As the album’s release notes on Apple Music observe, “Talkin to the Trees” joins previous Young recordings “Barn” and “World Record” as part of a growing body of late-period albums. Works that affirm Young’s almost supernatural ability to continue to make art.
Young’s outrage is there on tracks like “big change” and “Lets Roll Again.” As is his tenderness on songs like “Bottle of Love” and “Thankful.” Young’s ability to make global concerns feel as personal and digressive as diary entries is present, too, on songs like “Talkin to the Trees” and “Family Life.”
The Chrome Hearts, Young’s backing group on this album, include guitarist Micah Nelson, bassist Corey McCormick and drummer Anthony Logerfo of the band Lukas Nelson & Promise of the Real. With Lukas Nelson, who is Willie Nelson’s son, those musicians previously backed Young on several albums and tours.
On this album, the Chrome Hearts also include veteran Muscle Shoals keyboardist Spooner Oldham. Who first played with Young on 1978’s “Comes a Time.”
As Mark Deming notes for AllMusic, a sole constant in Young’s body of work is that he’s going to do what he feels like doing in the moment.

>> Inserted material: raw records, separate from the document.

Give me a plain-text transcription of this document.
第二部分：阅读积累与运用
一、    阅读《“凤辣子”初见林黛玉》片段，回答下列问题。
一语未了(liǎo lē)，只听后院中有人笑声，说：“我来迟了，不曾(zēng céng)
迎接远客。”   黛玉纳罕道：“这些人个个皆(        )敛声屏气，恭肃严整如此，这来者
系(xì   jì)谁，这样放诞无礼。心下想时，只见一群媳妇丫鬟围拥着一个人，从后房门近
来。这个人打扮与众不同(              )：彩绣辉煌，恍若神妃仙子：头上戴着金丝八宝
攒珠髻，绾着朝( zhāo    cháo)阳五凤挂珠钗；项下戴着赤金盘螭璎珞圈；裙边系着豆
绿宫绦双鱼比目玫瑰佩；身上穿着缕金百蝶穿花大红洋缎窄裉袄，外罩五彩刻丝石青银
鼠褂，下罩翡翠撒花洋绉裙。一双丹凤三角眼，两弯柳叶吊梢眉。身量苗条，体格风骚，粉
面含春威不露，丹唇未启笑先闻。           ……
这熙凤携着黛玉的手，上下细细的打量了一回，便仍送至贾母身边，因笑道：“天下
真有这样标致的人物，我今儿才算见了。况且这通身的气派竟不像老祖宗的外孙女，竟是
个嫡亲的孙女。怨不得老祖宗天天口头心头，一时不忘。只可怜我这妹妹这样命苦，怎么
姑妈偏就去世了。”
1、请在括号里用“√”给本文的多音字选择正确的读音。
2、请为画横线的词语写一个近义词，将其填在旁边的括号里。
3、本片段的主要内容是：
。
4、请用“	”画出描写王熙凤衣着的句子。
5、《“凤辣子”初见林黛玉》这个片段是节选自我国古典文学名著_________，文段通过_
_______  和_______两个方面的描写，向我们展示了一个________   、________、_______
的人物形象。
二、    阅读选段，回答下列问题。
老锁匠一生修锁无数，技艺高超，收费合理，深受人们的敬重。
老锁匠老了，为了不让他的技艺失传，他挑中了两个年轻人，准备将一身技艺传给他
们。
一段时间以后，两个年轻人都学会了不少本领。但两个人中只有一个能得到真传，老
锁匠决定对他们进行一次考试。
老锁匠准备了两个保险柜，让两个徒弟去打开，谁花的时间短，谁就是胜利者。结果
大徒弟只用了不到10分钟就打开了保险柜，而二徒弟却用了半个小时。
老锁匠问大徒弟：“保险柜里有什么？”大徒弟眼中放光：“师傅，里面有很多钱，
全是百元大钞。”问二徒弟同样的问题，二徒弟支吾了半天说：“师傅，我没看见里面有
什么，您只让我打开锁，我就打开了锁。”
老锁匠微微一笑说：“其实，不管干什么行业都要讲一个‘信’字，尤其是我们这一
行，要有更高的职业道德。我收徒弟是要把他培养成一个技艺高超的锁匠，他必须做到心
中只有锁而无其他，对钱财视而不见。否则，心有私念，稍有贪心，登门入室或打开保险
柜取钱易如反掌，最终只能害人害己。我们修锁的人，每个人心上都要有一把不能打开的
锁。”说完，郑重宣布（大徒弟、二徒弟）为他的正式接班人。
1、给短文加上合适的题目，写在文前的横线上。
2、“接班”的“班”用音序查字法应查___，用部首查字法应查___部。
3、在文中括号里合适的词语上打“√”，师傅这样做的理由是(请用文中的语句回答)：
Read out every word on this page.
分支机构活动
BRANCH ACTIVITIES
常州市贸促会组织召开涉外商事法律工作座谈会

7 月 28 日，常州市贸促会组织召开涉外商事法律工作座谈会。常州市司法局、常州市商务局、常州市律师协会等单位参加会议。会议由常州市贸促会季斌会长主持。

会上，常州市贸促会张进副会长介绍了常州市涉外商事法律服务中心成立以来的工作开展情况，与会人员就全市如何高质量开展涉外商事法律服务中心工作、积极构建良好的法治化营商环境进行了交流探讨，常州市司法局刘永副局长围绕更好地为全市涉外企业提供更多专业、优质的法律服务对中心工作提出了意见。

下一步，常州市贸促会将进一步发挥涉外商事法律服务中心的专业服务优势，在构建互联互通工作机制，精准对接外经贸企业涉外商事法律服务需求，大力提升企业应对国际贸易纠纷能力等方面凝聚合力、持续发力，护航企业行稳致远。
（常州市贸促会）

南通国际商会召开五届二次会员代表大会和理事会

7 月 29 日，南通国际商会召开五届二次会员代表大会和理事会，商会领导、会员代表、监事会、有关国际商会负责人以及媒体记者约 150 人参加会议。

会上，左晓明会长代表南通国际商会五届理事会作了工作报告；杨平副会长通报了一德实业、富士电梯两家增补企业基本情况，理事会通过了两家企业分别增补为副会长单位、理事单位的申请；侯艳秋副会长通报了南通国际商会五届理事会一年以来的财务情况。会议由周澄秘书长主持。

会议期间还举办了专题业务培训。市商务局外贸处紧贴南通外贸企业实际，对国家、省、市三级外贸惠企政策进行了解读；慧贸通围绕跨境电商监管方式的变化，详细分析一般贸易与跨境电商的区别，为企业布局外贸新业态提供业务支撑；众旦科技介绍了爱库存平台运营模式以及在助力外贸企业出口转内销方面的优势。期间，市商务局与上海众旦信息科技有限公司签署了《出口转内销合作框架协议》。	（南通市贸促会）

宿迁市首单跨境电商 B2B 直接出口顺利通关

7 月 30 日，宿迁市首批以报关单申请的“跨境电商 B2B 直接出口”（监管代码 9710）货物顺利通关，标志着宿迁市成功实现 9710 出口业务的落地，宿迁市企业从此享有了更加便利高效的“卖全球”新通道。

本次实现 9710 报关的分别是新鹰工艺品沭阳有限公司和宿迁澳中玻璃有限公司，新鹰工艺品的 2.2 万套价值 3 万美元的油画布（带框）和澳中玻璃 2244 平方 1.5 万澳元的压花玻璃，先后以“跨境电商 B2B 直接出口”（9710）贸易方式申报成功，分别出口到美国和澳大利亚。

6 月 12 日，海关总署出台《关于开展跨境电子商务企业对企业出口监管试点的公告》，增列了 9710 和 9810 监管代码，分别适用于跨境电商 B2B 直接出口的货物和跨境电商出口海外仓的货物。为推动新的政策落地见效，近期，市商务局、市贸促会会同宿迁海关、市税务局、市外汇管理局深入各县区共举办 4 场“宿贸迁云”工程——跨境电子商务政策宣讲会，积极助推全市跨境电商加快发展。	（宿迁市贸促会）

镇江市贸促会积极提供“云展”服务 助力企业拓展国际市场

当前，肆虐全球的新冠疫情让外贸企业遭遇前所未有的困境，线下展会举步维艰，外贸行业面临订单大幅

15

This usually means plenty of change from album to album.
But it also often finds Young touching upon sounds that have long been his mainstays. Including country-leaning rock, noisy guitar workouts in the manner of his longtime backing band Crazy Horse and emotionally intense folk-influenced numbers.
Apple Music recalls a 1996 tour incident, documented on the live album “Year of the Horse,” in which a heckler told Young that all his songs sound the same. Young replied that “It’s all one song.”
The comeback appears to be philosophically truer the more songs Young writes.